In any but a pathological case, a real contribution code to a real project has sufficient human authorship to be copyrightable.
> the license of the project lies about parts of the code
That was a concern pre-AI too! E.g. copy-past from StackOverflow. Projects require contributors to sign CLAs, which doesn't guarantee compliance, but strengthens the legal position. Usually something like:
"You represent that your contribution is either your original creation or you have sufficient rights to submit it."
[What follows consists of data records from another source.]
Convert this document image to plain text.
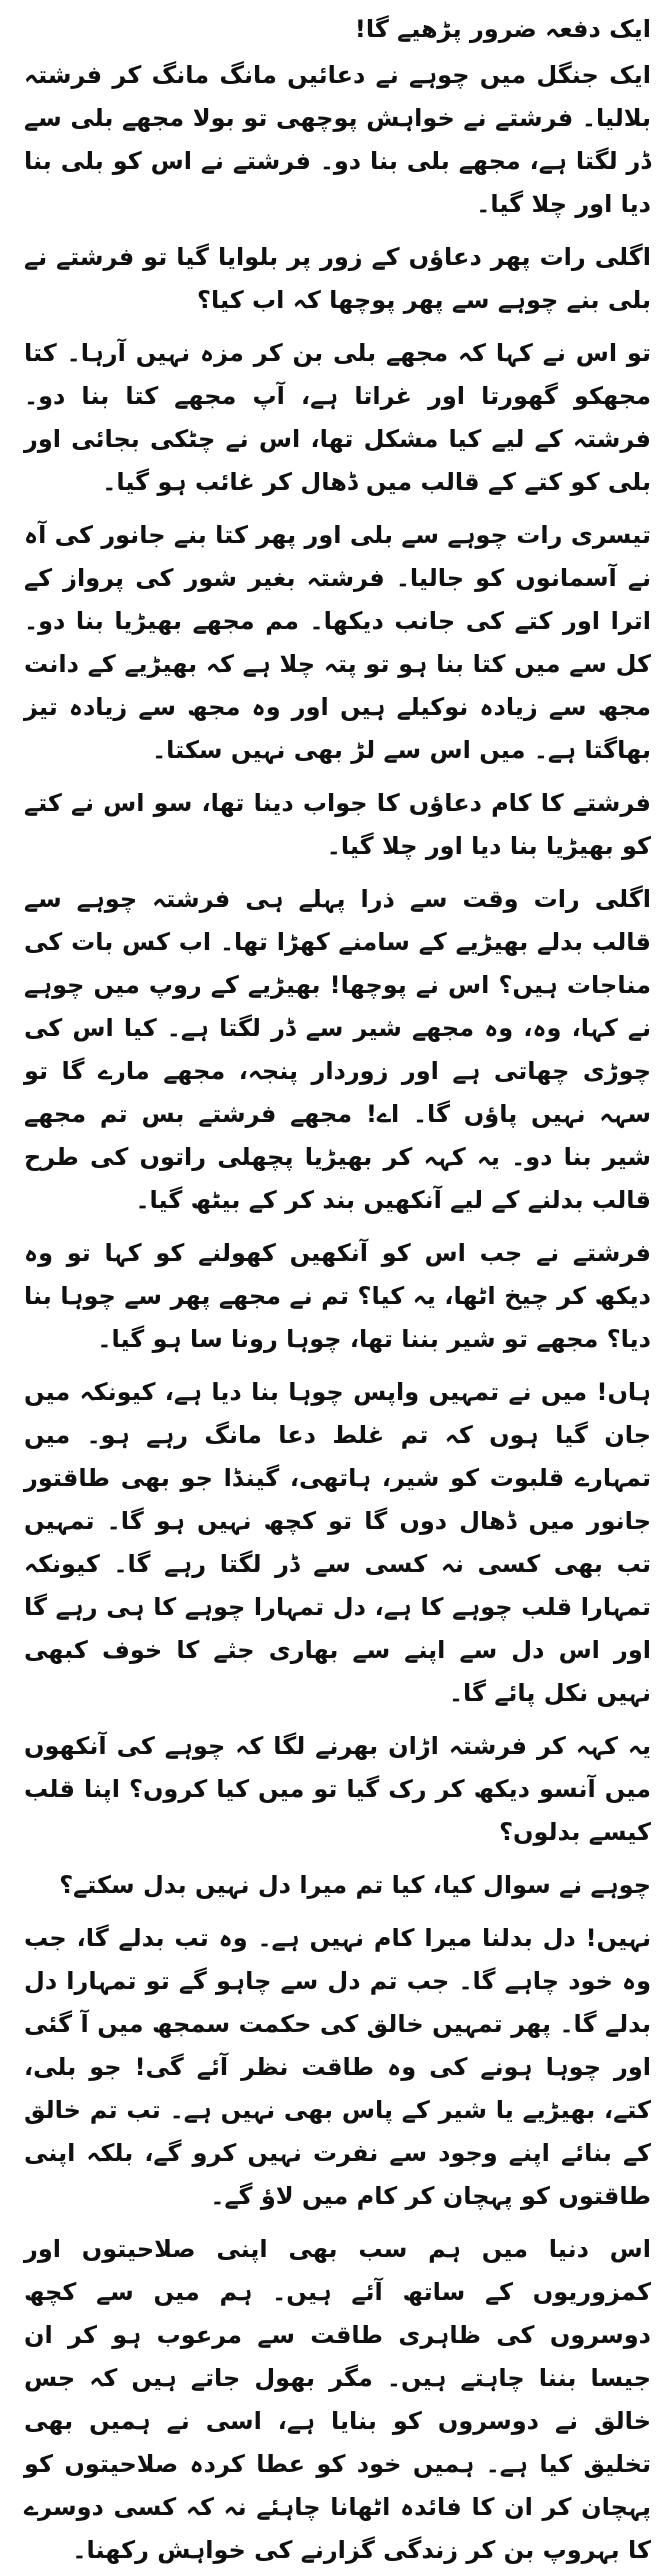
ایک دفعہ ضرور پڑھیے گا!

ایک جنگل میں چوہے نے دعائیں مانگ مانگ کر فرشتہ بلالیا۔ فرشتے نے خواہش پوچھی تو بولا مجھے بلی سے ڈر لگتا ہے، مجھے بلی بنا دو۔ فرشتے نے اس کو بلی بنا دیا اور چلا گیا۔

اگلی رات پھر دعاؤں کے زور پر بلوایا گیا تو فرشتے نے بلی بنے چوہے سے پھر پوچھا کہ اب کیا؟

تو اس نے کہا کہ مجھے بلی بن کر مزہ نہیں آرہا۔ کتا مجھکو گھورتا اور غراتا ہے، آپ مجھے کتا بنا دو۔ فرشتہ کے لیے کیا مشکل تھا، اس نے چٹکی بجائی اور بلی کو کتے کے قالب میں ڈھال کر غائب ہو گیا۔

تیسری رات چوہے سے بلی اور پھر کتا بنے جانور کی آہ نے آسمانوں کو جالیا۔ فرشتہ بغیر شور کی پرواز کے اترا اور کتے کی جانب دیکھا۔ مم مجھے بھیڑیا بنا دو۔ کل سے میں کتا بنا ہو تو پتہ چلا ہے کہ بھیڑیے کے دانت مجھ سے زیادہ نوکیلے ہیں اور وہ مجھ سے زیادہ تیز بھاگتا ہے۔ میں اس سے لڑ بھی نہیں سکتا۔

فرشتے کا کام دعاؤں کا جواب دینا تھا، سو اس نے کتے کو بھیڑیا بنا دیا اور چلا گیا۔

اگلی رات وقت سے ذرا پہلے ہی فرشتہ چوہے سے قالب بدلے بھیڑیے کے سامنے کھڑا تھا۔ اب کس بات کی مناجات ہیں؟ اس نے پوچھا! بھیڑیے کے روپ میں چوہے نے کہا، وہ، وہ مجھے شیر سے ڈر لگتا ہے۔ کیا اس کی چوڑی چھاتی ہے اور زوردار پنجہ، مجھے مارے گا تو سہہ نہیں پاؤں گا۔ اے! مجھے فرشتے بس تم مجھے شیر بنا دو۔ یہ کہہ کر بھیڑیا پچھلی راتوں کی طرح قالب بدلنے کے لیے آنکھیں بند کر کے بیٹھ گیا۔

فرشتے نے جب اس کو آنکھیں کھولنے کو کہا تو وہ دیکھ کر چیخ اٹھا، یہ کیا؟ تم نے مجھے پھر سے چوہا بنا دیا؟ مجھے تو شیر بننا تھا، چوہا رونا سا ہو گیا۔

ہاں! میں نے تمہیں واپس چوہا بنا دیا ہے، کیونکہ میں جان گیا ہوں کہ تم غلط دعا مانگ رہے ہو۔ میں تمہارے قلبوت کو شیر، ہاتھی، گینڈا جو بھی طاقتور جانور میں ڈھال دوں گا تو کچھ نہیں ہو گا۔ تمہیں تب بھی کسی نہ کسی سے ڈر لگتا رہے گا۔ کیونکہ تمہارا قلب چوہے کا ہے، دل تمہارا چوہے کا ہی رہے گا اور اس دل سے اپنے سے بھاری جثے کا خوف کبھی نہیں نکل پائے گا۔

یہ کہہ کر فرشتہ اڑان بھرنے لگا کہ چوہے کی آنکھوں میں آنسو دیکھ کر رک گیا تو میں کیا کروں؟ اپنا قلب کیسے بدلوں؟

چوہے نے سوال کیا، کیا تم میرا دل نہیں بدل سکتے؟

نہیں! دل بدلنا میرا کام نہیں ہے۔ وہ تب بدلے گا، جب وہ خود چاہے گا۔ جب تم دل سے چاہو گے تو تمہارا دل بدلے گا۔ پھر تمہیں خالق کی حکمت سمجھ میں آ گئی اور چوہا ہونے کی وہ طاقت نظر آئے گی! جو بلی، کتے، بھیڑیے یا شیر کے پاس بھی نہیں ہے۔ تب تم خالق کے بنائے اپنے وجود سے نفرت نہیں کرو گے، بلکہ اپنی طاقتوں کو پہچان کر کام میں لاؤ گے۔

اس دنیا میں ہم سب بھی اپنی صلاحیتوں اور کمزوریوں کے ساتھ آئے ہیں۔ ہم میں سے کچھ دوسروں کی ظاہری طاقت سے مرعوب ہو کر ان جیسا بننا چاہتے ہیں۔ مگر بھول جاتے ہیں کہ جس خالق نے دوسروں کو بنایا ہے، اسی نے ہمیں بھی تخلیق کیا ہے۔ ہمیں خود کو عطا کردہ صلاحیتوں کو پہچان کر ان کا فائدہ اٹھانا چاہئے نہ کہ کسی دوسرے کا بہروپ بن کر زندگی گزارنے کی خواہش رکھنا۔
I would guess that many (if not most) of the people attempting to contribute AI generated code are legitimately trying to help.
People who are genuinely trying to be helpful can often become deeply offended if you reject their help, especially if you admonish them. They will feel like the reprimand is unwarranted, considering the public shaming to be an injury to their reputation and pride. This is most especially the case when they feel they have followed the rules.
For this reason, if one is to accept help, the rules must be clearly laid out from the beginning. If the ghostty team wants to call out "slop", then it must make it clear that contributing "slop" may result in a reprimand. Then the bothersome want-to-be helpful contributors cannot claim injury.
This appears to me to be good governance.
This seems very noisy/unhelpful.
The extent here is very important. There's a massive difference between vibe-coding a PR, using LLMs selectively to generate code in files in-editor, and edit prediction like copilot.
It says actually later that tab-completion needn't be disclosed.